- Genre: Comedy drama
- Based on: Decline and Fall by Evelyn Waugh
- Written by: James Wood
- Directed by: Guillem Morales
- Starring: Jack Whitehall; David Suchet; Eva Longoria; Douglas Hodge; Vincent Franklin; Stephen Graham; Matthew Beard; Oscar Kennedy;
- Composer: Paul Englishby
- Country of origin: United Kingdom
- Original language: English
- No. of series: 1
- No. of episodes: 3

Production
- Executive producers: Shane Allen; Ben Cavey; Will Gould; Chris Sussman; Frith Tiplady; James Wood;
- Producer: Matthew Bird
- Running time: 55 minutes
- Production companies: Cave Bear Productions Tiger Aspect Productions

Original release
- Network: BBC One
- Release: 31 March – 14 April 2017

= Decline and Fall (TV series) =

2017 BBC television series

Decline and Fall is a three-part British comedy drama series based on the 1928 novel of the same name by Evelyn Waugh that first aired from 31 March to 14 April 2017 on BBC One. It was adapted by James Wood and directed by Guillem Morales.

==Cast==

- Jack Whitehall as Paul Pennyfeather
- David Suchet as Dr.
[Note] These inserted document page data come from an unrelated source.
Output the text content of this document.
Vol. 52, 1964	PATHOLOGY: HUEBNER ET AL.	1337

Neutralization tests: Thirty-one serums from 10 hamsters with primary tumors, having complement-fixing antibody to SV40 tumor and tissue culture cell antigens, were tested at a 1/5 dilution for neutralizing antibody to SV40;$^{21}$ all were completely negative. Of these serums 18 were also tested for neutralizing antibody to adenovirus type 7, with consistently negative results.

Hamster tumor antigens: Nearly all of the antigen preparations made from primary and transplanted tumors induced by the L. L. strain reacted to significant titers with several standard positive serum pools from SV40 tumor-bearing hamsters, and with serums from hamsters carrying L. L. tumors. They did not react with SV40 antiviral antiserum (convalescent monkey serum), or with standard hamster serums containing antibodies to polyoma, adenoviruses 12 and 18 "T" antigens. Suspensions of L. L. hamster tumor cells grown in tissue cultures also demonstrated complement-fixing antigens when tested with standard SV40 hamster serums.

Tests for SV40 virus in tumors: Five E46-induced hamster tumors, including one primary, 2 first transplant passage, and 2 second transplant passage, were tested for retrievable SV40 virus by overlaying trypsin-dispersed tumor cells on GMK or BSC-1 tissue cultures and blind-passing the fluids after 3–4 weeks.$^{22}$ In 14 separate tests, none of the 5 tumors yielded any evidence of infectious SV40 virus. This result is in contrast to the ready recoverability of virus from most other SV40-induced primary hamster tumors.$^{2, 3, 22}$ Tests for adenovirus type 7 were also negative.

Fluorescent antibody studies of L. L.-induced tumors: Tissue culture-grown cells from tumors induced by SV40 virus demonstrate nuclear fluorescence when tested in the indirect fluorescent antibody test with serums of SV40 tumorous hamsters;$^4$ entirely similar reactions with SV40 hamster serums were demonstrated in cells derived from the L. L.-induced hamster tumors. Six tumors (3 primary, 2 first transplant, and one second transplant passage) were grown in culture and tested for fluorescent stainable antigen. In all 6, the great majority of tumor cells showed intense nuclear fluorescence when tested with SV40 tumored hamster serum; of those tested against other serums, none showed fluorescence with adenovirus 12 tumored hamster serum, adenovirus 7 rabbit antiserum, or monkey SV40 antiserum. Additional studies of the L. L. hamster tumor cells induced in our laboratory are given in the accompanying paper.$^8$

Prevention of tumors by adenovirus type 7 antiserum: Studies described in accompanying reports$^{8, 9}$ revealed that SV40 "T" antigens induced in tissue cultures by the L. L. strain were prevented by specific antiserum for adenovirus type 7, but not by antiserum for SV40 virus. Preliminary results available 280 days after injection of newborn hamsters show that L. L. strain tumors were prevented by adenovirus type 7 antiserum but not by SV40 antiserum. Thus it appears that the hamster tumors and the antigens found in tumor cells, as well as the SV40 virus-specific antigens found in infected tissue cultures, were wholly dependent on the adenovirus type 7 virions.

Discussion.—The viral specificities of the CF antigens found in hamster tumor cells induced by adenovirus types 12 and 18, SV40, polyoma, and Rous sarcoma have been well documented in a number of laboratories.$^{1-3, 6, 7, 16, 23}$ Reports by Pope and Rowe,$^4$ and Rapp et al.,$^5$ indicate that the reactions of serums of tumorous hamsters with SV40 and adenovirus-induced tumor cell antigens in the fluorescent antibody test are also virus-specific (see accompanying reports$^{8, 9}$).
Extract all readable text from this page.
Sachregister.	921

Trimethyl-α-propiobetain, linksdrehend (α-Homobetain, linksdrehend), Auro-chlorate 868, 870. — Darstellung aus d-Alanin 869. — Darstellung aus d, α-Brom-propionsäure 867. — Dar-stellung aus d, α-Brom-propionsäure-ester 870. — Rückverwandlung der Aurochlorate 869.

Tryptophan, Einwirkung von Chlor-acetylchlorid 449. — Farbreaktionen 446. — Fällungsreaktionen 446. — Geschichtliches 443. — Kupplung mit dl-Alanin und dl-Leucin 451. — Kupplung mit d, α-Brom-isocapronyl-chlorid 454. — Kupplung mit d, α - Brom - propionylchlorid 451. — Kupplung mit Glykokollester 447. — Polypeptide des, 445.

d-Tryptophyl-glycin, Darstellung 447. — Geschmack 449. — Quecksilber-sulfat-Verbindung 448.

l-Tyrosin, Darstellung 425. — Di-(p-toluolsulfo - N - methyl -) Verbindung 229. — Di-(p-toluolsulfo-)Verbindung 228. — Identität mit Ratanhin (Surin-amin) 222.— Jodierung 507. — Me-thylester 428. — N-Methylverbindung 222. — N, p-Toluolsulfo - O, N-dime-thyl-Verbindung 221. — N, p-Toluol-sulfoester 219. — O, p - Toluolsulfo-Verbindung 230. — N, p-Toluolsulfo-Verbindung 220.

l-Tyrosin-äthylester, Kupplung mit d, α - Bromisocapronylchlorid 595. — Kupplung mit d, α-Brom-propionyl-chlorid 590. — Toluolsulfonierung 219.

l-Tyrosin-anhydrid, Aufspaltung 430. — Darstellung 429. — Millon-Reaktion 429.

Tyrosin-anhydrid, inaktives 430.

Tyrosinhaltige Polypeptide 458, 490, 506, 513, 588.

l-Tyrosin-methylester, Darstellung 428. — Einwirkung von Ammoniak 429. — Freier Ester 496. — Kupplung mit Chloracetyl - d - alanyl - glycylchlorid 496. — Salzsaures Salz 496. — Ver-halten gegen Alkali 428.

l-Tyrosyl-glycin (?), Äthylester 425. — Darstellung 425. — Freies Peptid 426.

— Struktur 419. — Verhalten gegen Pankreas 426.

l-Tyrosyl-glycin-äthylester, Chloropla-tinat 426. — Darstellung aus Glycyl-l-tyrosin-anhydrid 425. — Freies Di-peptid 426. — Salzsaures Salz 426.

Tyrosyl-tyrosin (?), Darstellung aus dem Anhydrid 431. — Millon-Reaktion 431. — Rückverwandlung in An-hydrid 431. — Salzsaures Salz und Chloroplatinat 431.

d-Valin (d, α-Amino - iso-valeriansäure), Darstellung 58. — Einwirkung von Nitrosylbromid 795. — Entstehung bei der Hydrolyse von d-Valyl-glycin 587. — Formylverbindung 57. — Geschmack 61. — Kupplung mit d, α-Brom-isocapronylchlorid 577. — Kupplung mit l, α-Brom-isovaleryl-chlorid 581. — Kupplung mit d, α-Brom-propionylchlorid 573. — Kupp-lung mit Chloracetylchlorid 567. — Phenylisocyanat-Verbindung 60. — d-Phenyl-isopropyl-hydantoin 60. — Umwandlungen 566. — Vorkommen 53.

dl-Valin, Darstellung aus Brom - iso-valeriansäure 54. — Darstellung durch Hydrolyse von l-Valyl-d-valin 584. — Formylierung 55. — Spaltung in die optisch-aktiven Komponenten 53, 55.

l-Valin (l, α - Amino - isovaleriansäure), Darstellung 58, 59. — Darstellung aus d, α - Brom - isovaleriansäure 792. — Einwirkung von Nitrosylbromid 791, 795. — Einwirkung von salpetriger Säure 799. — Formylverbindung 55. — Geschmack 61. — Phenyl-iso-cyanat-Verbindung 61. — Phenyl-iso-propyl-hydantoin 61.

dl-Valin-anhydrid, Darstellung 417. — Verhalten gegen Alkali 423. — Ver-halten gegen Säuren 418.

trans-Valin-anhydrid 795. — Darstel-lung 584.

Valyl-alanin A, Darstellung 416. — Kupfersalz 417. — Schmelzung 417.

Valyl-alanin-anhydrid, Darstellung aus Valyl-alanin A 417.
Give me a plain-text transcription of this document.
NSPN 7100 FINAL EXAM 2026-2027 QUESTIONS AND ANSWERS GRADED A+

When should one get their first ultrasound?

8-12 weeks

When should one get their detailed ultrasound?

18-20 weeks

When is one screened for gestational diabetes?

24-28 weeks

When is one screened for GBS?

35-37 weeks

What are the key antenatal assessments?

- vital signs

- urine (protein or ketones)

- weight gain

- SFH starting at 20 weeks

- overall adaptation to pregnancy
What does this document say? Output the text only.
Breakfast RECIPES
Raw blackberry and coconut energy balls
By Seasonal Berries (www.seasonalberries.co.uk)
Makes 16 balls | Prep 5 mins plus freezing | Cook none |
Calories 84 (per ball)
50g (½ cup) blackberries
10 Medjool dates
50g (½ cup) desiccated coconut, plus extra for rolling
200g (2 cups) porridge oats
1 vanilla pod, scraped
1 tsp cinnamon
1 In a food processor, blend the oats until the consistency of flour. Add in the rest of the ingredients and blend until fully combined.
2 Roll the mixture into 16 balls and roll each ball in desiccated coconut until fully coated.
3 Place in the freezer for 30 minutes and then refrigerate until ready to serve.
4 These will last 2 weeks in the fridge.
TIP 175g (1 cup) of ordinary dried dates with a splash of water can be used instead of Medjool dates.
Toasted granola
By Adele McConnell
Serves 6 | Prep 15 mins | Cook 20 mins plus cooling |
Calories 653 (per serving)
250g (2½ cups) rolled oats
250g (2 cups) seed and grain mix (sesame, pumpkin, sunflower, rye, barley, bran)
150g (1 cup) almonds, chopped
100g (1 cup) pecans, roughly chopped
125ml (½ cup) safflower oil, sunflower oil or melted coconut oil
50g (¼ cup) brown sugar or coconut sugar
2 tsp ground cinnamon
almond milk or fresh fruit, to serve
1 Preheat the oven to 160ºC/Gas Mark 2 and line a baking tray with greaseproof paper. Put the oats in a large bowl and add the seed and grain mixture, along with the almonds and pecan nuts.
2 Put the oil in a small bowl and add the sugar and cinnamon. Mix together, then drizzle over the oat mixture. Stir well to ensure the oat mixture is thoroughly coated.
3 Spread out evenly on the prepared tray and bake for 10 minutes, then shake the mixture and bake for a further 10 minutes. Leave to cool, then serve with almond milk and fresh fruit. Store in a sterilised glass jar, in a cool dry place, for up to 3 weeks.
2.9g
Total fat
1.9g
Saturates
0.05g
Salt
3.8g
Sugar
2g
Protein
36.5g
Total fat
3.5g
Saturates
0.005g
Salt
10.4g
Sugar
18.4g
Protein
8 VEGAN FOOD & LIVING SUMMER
Fagan
- Eva Longoria as Margot Beste-Chetwynde
- Douglas Hodge as Grimes
- Vincent Franklin as Prendergast
- Stephen Graham as Philbrick
- Matthew Beard as Arthur Potts
- Oscar Kennedy as Peter Beste-Chetwynde
- Tim Pigott-Smith as Sniggs
- Tom Stourton as Alistair Digby-Vaine-Trumpington
- Katy Wix as Florence Fagan
- Gemma Whelan as Diane Fagan
- Felix Griffin Pain as Tangent
- Hugo Beazley as Clutterbuck
- Tony Guilfoyle as Vicar
- Robert Hughes as Marseille Main Worker
- Eleri Morgan as Jane Jenkins

==Episodes==

| No. | Title | Directed by | Written by | Original release date | UK viewers (millions) |
| 1 | "Episode 1" | Guillem Morales | James Wood | 31 March 2017 | 4.49 |
When Paul Pennyfeather is unfairly expelled from Oxford University, he finds his only option is to go and teach at a substandard boarding school in rural Wales. There he meets a colourful cast of characters, including the alluring Margot Beste-Chetwynde, a wealthy widow with designs on the naive Paul.
| 2 | "Episode 2" | Guillem Morales | James Wood | 7 April 2017 | Under 3.12 |
Paul Pennyfeather finds himself tutoring the son of Margot Beste-Chetwynde over the school summer holidays. As he tries to act natural among the higher echelons of 1920s society crowding Margot's elegant home, Paul wonders whether the feelings he fosters for the wealthy and alluring widow are returned.
| 3 | "Episode 3" | Guillem Morales | James Wood | 14 April 2017 | Under 2.95 |
Valiantly taking the fall for the murky deeds of Margot, Paul Pennyfeather finds himself in deep trouble with the law. Will Paul be able to escape imprisonment, and will Margot wait for him if he doesn't?